Sample size calculations for comparative studies of medical tests for detecting presence of disease.
Abstract
Technologic advances give rise to new tests for detecting disease in many fields, including cancer and sexually transmitted disease. Before a new disease screening test is approved for public use, its accuracy should be shown to be better than or at least not inferior to an existing test. Standards do not yet exist for designing and analysing studies to address this issue. Established principles for the design of therapeutic studies can be adapted for studies of screening tests. In particular, drawing upon methods for superiority and non-inferiority studies of therapeutic agents, we propose that confidence intervals for the relative accuracy of dichotomous tests drive the design of comparative studies of disease screening tests. We derive sample size formulae for a variety of designs, including studies where patients undergo several tests and studies where patients receive only one of the tests under evaluation. Both cohort and case-control study designs are considered.

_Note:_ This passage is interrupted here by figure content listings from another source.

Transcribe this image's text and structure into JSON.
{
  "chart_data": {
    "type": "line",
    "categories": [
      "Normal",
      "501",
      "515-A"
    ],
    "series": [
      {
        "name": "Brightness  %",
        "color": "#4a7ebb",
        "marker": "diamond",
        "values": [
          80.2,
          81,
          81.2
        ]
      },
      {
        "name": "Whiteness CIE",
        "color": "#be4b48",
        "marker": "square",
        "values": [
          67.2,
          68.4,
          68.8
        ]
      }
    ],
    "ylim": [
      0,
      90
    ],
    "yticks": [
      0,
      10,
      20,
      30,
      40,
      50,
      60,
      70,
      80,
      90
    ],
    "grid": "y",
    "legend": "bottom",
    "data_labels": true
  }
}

Modifications to the confidence intervals and sample size formulae are discussed to accommodate studies where, because of the invasive nature of definitive testing, true disease status can only be obtained for subjects who are positive on one or more of the screening tests. The methods proposed are applied to a study comparing a modified pap test to the conventional pap for cervical cancer screening. The impact of error in the gold standard reference test on the design and evaluation of comparative screening test studies is also discussed.